Let us make a distinction: We will talk of attenuation when the sound source and the receiver are contained within the same volume. This attenuation will then simply be expressed as the difference between the sound pressure level generated at the source and the sound pressure level measured at the receiver.
Incidentally, a particular case of volume is the exterior space. One can also talk of attenuation there (cf. Sections 2.4.1 to 2.4.3).
Vegetation is supposed to bring extra attenuation when located along the path of propagation outdoors.
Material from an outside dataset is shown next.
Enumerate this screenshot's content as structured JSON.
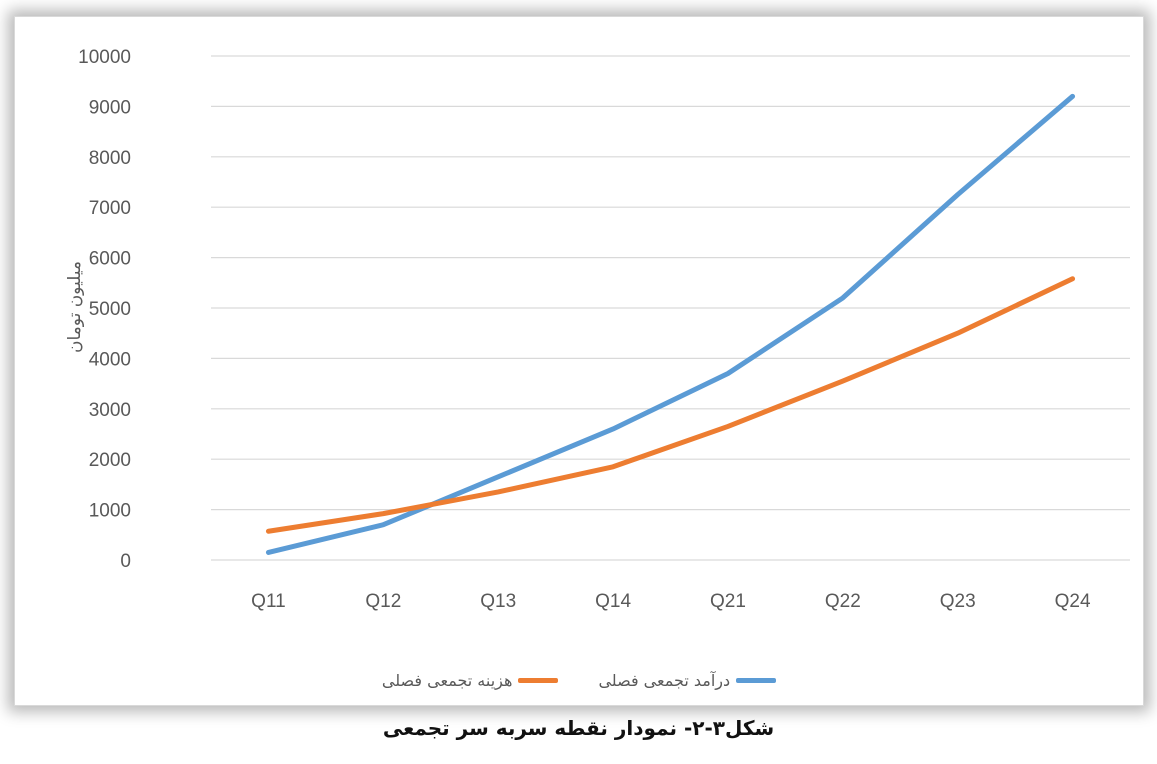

When asked about its effect, most residents enjoying the view of vegetation hiding a transportation corridor or some machinery will eagerly remark that it reduces the noise annoyance (though similar tests performed under laboratory conditions may yield a somewhat mitigated result ).
However, physical studies  show that the additional noise reduction brought by a curtain of trees is 0 ± 3 dB in the frequency range of interest! The possible adverse effect comes from reflections on branches and leaves.
Absorptive Treatment in a Room
As sound propagation in a room is highly dependent on reflections on the inner envelope, absorptive treatment is an essential part of noise control measures. Experiments have shown that an absorptive treatment can easily reduce the noise levels in a workshop by at least 3 dB(A) due to the elimination of reflections propagating sound energy throughout the workshop.